。“摸清了,是信陵君名下的一处产业,平日少有外人,但守卫不算森严,我们的人已提前混入庄园充当杂役,并在外围布控。届时,只要他携带东西,我们就有机会在交易完成后,于其返城途中制造意外。”“风险不小。"异人沉吟,“信陵君非易与之辈,若此事为其察觉,恐打草惊蛇,甚至引发两国直接冲突。王上要的是斩断触手,拿到实证,并非此刻与魏国开战。”
“公子放心,动手之人皆是拳养的死士,万一事败被擒,也绝无可能牵连到大秦。"吕不韦语气决绝,“他们的身份和行事风格,都会伪装成魏国境内常见的流寇,与秦人毫无干系。,们只取物证,尽量不伤人,尤其不能伤那舍人性命。”
异人沉思片刻,终于点头:“可,切记,首要目标是拿到传递情报的实证,尤其是可能涉及我秦国粮草军情、朝堂动向的内容。若事不可为,宁弃勿滥,保全我们的人手和在大梁的据点为上。”“诺!”
就在大梁的网即将收拢之时,咸阳城内,一直沉寂的仓廪令史那边,终于有了异动。
负责监视的人回报,这位令史在得知妻弟“意外"死于魏国境内某次"匪患”后,惶惶不可终日,于前夜偷偷将一小卷帛书塞进了自家后院墙砖的缝隙中。次日,一个常来收泔水的哑巴老仆,在倾倒泔水时,取走了帛书。“跟上那老仆,看他将东西交给谁。不要打草惊蛇,我要知道他背后是谁,以及这条线最终通向哪里。"吕不韦知道消息后直接下令。他预感,这条线,或许会牵扯出比信陵君更令人意外的人物。哑仆很谨慎,在咸阳西市兜了几个圈子,最后将帛书悄然塞进了一家生意冷清的香料铺门前的石狮底座下。
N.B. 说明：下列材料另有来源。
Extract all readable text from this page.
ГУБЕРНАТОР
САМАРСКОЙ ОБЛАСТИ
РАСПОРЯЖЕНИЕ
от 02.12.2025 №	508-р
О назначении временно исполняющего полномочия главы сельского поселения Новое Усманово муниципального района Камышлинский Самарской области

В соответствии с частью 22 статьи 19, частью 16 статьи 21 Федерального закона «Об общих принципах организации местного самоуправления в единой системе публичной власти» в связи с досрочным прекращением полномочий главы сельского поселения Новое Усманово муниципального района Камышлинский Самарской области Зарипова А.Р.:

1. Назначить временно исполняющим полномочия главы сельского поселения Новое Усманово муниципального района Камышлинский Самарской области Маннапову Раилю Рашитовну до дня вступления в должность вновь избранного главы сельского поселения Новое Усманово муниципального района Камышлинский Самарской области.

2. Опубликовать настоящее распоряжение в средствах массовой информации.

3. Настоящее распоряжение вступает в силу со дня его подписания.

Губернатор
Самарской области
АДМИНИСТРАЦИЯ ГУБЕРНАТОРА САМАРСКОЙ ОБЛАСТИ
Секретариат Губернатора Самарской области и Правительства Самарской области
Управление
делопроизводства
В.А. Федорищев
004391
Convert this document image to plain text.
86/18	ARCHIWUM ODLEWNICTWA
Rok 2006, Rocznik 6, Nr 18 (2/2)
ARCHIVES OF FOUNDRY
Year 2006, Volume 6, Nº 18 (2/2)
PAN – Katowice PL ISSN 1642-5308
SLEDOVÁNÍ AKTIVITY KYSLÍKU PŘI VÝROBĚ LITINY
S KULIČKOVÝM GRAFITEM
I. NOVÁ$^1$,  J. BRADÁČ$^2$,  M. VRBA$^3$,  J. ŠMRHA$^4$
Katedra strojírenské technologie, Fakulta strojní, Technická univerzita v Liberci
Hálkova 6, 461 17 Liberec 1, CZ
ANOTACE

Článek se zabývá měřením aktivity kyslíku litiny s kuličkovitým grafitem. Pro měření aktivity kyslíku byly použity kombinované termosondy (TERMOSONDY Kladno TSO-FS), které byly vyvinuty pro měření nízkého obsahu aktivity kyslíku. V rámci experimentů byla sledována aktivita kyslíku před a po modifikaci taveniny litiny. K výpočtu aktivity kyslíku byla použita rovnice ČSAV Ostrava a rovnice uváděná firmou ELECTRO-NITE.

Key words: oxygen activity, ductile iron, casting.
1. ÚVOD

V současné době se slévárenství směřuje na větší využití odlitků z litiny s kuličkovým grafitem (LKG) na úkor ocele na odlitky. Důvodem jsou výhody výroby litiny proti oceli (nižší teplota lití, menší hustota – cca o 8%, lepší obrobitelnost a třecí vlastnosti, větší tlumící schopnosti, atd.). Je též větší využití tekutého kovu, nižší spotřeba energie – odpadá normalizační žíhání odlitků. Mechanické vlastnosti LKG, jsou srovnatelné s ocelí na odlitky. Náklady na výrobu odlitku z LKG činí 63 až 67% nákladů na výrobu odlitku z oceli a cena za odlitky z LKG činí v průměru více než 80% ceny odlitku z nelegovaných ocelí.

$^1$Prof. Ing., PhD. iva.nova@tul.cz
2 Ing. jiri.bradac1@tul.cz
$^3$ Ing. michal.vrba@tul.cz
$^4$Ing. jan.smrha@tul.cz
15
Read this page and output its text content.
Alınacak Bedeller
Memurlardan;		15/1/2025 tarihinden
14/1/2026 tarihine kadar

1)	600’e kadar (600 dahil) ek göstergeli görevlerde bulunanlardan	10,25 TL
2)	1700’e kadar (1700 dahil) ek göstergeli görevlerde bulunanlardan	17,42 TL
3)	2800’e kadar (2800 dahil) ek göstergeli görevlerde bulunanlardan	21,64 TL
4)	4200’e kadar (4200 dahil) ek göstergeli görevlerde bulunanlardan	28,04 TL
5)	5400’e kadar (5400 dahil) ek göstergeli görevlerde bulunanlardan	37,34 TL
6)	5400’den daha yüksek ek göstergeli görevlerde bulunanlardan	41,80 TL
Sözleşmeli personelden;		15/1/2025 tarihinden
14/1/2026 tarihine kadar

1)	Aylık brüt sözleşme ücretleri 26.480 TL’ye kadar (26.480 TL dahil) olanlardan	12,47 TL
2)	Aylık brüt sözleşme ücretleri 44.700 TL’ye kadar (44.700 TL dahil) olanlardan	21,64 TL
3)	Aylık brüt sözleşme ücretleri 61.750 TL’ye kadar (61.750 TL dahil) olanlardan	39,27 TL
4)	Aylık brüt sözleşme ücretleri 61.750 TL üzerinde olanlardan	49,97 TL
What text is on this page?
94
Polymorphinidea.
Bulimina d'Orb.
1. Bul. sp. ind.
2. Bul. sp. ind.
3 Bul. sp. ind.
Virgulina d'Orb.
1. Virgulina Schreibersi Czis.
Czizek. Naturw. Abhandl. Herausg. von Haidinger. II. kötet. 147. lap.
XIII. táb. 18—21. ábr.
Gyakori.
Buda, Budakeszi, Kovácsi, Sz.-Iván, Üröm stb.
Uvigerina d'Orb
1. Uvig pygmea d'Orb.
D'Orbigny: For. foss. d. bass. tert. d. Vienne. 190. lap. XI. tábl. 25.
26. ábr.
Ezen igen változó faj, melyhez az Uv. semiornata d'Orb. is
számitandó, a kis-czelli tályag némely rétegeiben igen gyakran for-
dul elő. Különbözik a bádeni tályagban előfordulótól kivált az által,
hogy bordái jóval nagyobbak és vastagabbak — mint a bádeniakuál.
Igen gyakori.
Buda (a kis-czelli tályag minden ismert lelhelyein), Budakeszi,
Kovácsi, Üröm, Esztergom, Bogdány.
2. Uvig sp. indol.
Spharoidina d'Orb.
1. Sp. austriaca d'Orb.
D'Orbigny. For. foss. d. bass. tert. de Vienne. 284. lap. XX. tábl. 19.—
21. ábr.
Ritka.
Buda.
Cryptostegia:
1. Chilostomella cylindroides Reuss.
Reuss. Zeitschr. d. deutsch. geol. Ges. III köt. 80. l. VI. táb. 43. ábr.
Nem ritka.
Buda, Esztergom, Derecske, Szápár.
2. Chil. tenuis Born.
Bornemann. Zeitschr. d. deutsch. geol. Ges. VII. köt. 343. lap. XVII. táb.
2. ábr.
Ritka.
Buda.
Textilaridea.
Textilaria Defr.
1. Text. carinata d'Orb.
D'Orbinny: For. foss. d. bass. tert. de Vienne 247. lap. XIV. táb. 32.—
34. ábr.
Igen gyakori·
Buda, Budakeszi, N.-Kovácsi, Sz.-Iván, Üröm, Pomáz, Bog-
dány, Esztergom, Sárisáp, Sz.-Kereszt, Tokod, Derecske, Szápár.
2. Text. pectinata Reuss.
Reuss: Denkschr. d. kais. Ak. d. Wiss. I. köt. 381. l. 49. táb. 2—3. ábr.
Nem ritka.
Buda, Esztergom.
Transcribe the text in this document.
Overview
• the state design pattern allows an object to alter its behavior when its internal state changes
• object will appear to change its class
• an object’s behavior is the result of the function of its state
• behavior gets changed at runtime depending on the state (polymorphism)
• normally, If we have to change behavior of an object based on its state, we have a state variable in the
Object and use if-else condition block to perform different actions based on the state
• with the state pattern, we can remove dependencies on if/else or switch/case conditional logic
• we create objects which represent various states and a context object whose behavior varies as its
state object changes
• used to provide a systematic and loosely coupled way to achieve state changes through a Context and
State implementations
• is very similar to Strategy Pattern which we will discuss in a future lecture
不久后,一个穿着寻常布衣、头戴斗笠的男子取走了帛书,此人反追踪能力极强,几次险些摆脱跟踪,最终消失在南城靠近渭水的一片杂乱坊区。“南城……吕不韦看着地图,眉头紧锁,那里鱼龙混杂,各国商旅、水手、力夫汇聚,是藏匿和传递消息的绝佳之地,却也最难清查。“继续查,重点排查近日与魏国、楚国商船有关联的铺户和人手。那个哑仆和香料铺,也给我盯死,看看还有什么人出入。”咸阳与大梁,一内一外,两张网都在悄然收紧,终于,在秦王限定的半月之期的最后一天,两个方向的消息几乎同时传来。大梁方面,行动成功了,但过程惊险万分。交易当夜,那舍人果然携带着一枚特制的空心金饼,内藏密信。
在“盗匪”制造的混乱中,死士拼死夺下了金饼,并击杀了两名试图带走舍人的护卫,那舍人本人受惊坠马,重伤昏迷,被随后赶来的信陵君府卫救回,生死不明。密信已被火速送回。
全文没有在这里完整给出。